Josiane Messerli

SP Schüpfen - Gemeinderätin Ressort Bildung seit 2020, Kandidatin für das Gemeindepräsidium

Sie liebt Herausforderungen und Überraschungen, sie lebt das Miteinander, ohne die Konfrontation zu scheuen, und sie  hat offensichtlich keine Mühe mit Gegensätzen. Josiane Mes­serli ist in die Fussstapfen ihres Grossvaters getreten und Mitglied der SP geworden. Ihr Mann gehört weiterhin der SVP an. Sie beide, lacht Josiane Messerli, hätten kein Problem damit. Und in einer Gemeindebehörde spiele die Parteizugehörigkeit ohnehin eine untergeordnete Rolle. «Hier geht es darum, miteinander Lösungen zu finden.»

Wertschätzung, Akzeptanz und Toleranz – diese drei Worte prägen Josiane Messerlis Engagement, ihren Umgang mit Erwachsenen wie mit Kindern. «Früher habe ich immer geglaubt, die Politik sei ein zu grosses und komplexes Gebilde für mich. Heute denke ich, dass meine Arbeitsweise als Kinesiologin auch in der Politik funktionieren müsste: Ich werte nicht, sondern höre meinen Klientinnen und Klienten zu und zeige ihnen dann auf, welche Möglichkeiten bestehen.» 

Menschen zuzuhören, sie ernst zu nehmen und ihnen wertschätzend zu begegnen – Josiane Messerli tut das nicht nur als Kinesiologin, sondern ebenso als Geschäftsfrau, sie tat es als Leiterin der Sonntagsschule, als Mitglied des Kirchgemeinderats, als Mitglied der Jugend-, Kultur- und Sozialkommission, und sie tut das auch als Gemeinderätin und Vorsteherin des Ressorts Bildung. In all diesen Ämtern – von der Sonntagsschule bis zur Gemeinderätin – blieb die Mutter zweier erwachsener Söhne dem Schwerpunkt Kinder und Jugendliche treu. «Ich liebe Kinder und Jugendliche über alles», erklärt sie. «Sie sind unsere Zukunft. Und sie haben super Ideen.»

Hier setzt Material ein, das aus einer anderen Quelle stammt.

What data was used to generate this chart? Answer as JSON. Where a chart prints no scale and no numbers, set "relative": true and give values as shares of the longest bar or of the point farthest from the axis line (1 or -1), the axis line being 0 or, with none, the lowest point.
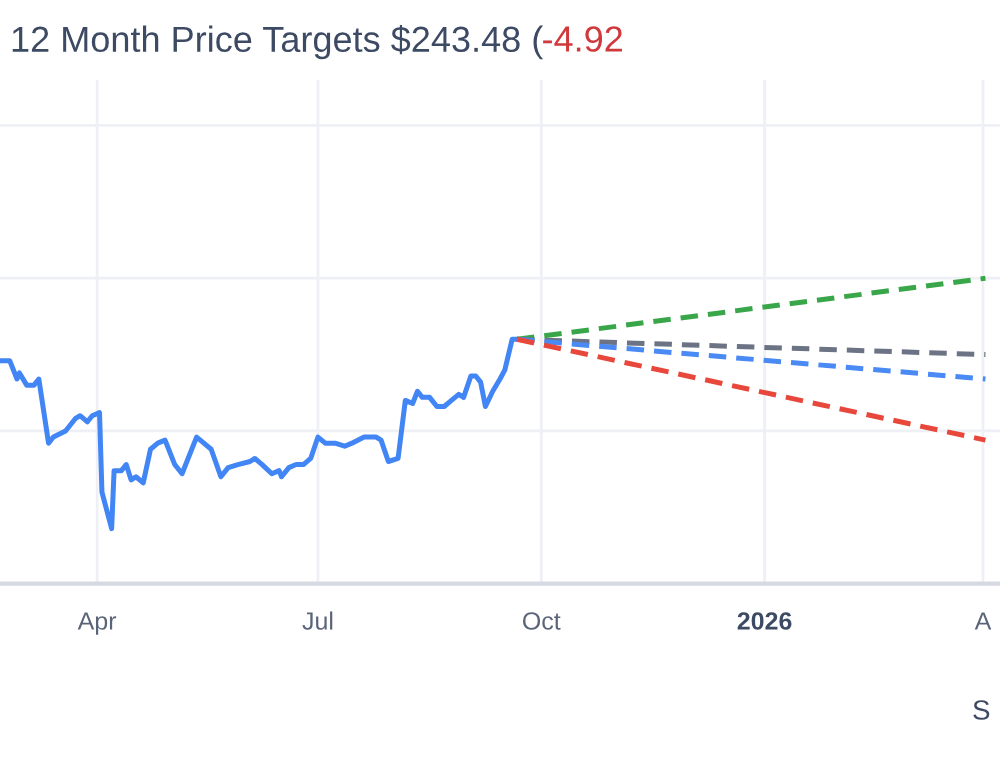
{
  "chart_data": {
    "type": "line",
    "title": "12 Month Price Targets $243.48 (",
    "annotations": [
      "-4.92",
      "S"
    ],
    "relative": true,
    "grid": true,
    "tick_labels": "x",
    "legend": false,
    "xlim": [
      "2025-02-20",
      "2026-04-08"
    ],
    "xticks": [
      {
        "value": "2025-04-01",
        "label": "Apr"
      },
      {
        "value": "2025-07-01",
        "label": "Jul"
      },
      {
        "value": "2025-10-01",
        "label": "Oct"
      },
      {
        "value": "2026-01-01",
        "label": "2026"
      },
      {
        "value": "2026-04-01",
        "label": "A"
      }
    ],
    "series": [
      {
        "color": "#4285f4",
        "line_style": "solid",
        "x": [
          "2025-02-20",
          "2025-02-24",
          "2025-02-27",
          "2025-02-28",
          "2025-03-03",
          "2025-03-06",
          "2025-03-08",
          "2025-03-12",
          "2025-03-14",
          "2025-03-19",
          "2025-03-23",
          "2025-03-25",
          "2025-03-28",
          "2025-03-30",
          "2025-04-02",
          "2025-04-03",
          "2025-04-07",
          "2025-04-08",
          "2025-04-11",
          "2025-04-13",
          "2025-04-15",
          "2025-04-17",
          "2025-04-20",
          "2025-04-23",
          "2025-04-26",
          "2025-04-29",
          "2025-05-03",
          "2025-05-06",
          "2025-05-08",
          "2025-05-12",
          "2025-05-15",
          "2025-05-18",
          "2025-05-22",
          "2025-05-25",
          "2025-05-29",
          "2025-06-03",
          "2025-06-05",
          "2025-06-08",
          "2025-06-12",
          "2025-06-15",
          "2025-06-16",
          "2025-06-19",
          "2025-06-22",
          "2025-06-25",
          "2025-06-28",
          "2025-07-01",
          "2025-07-04",
          "2025-07-08",
          "2025-07-12",
          "2025-07-15",
          "2025-07-20",
          "2025-07-25",
          "2025-07-27",
          "2025-07-30",
          "2025-08-03",
          "2025-08-06",
          "2025-08-09",
          "2025-08-11",
          "2025-08-13",
          "2025-08-16",
          "2025-08-19",
          "2025-08-22",
          "2025-08-25",
          "2025-08-28",
          "2025-08-30",
          "2025-09-02",
          "2025-09-04",
          "2025-09-06",
          "2025-09-08",
          "2025-09-11",
          "2025-09-14",
          "2025-09-16",
          "2025-09-19",
          "2025-09-21"
        ],
        "values": [
          0.73,
          0.73,
          0.67,
          0.69,
          0.65,
          0.65,
          0.67,
          0.46,
          0.48,
          0.5,
          0.54,
          0.55,
          0.53,
          0.55,
          0.56,
          0.3,
          0.18,
          0.37,
          0.37,
          0.39,
          0.34,
          0.35,
          0.33,
          0.44,
          0.46,
          0.47,
          0.39,
          0.36,
          0.4,
          0.48,
          0.46,
          0.44,
          0.35,
          0.38,
          0.39,
          0.4,
          0.41,
          0.39,
          0.36,
          0.37,
          0.35,
          0.38,
          0.39,
          0.39,
          0.41,
          0.48,
          0.46,
          0.46,
          0.45,
          0.46,
          0.48,
          0.48,
          0.47,
          0.4,
          0.41,
          0.6,
          0.59,
          0.63,
          0.61,
          0.61,
          0.58,
          0.58,
          0.6,
          0.62,
          0.61,
          0.68,
          0.68,
          0.66,
          0.58,
          0.63,
          0.67,
          0.7,
          0.8,
          0.8
        ]
      },
      {
        "color": "#3aa64a",
        "line_style": "dashed",
        "x": [
          "2025-09-21",
          "2026-04-02"
        ],
        "values": [
          0.8,
          1.0
        ]
      },
      {
        "color": "#6b7385",
        "line_style": "dashed",
        "x": [
          "2025-09-21",
          "2026-04-02"
        ],
        "values": [
          0.8,
          0.75
        ]
      },
      {
        "color": "#4a8af4",
        "line_style": "dashed",
        "x": [
          "2025-09-21",
          "2026-04-02"
        ],
        "values": [
          0.8,
          0.67
        ]
      },
      {
        "color": "#e8473b",
        "line_style": "dashed",
        "x": [
          "2025-09-21",
          "2026-04-02"
        ],
        "values": [
          0.8,
          0.47
        ]
      }
    ]
  }
}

Super Ideen sollten die Kinder und Jugendlichen nach Josiane Messerlis Vorstellung auch in die Politik einbringen können. «Es wäre schön, wenn wir Kinder und Jugendliche die Politik direkt erleben lassen könnten.» Ein Kinder- und Jugendparlament wäre für sie vorstellbar. «Es ist wichtig, die Kinder möglichst früh abzuholen.»

An Schüpfen schätzt die engagierte Politikerin die Menschlichkeit. Durch die ideale geografische Lage sei die Gemeinde gewachsen, aber ein Dorf geblieben. Die Leute in Schüpfen wollten Bestehendes bewahren und gleichwohl offen sein für Neues, sagt Josiane Messerli, und genauso halte es auch sie. 

Josiane Messerli weiss um die hohen Erwartungen, die an sie als kandidierende Gemeindepräsidentin gestellt werden. «Und ich weiss auch, dass ich diese Erwartungen nicht alle werde erfüllen können», sagt sie. «Aber ich kann dazu stehen, etwas nicht zu können.» Zentral sei es auch hier, den Menschen zu begegnen, ihnen gut zuzuhören. «Das gemeinsame Diskutieren, das Ausdiskutieren, ist enorm wichtig. Wir sollten uns stets verinnerlichen, was unser Gegenüber will, und dann eine Lösung finden, die für beide Seiten stimmt.» Oder auch einmal Nein sagen. «Wir müssen den Mut aufbringen, hinzustehen und klar und deutlich den eigenen Standpunkt zu vertreten.»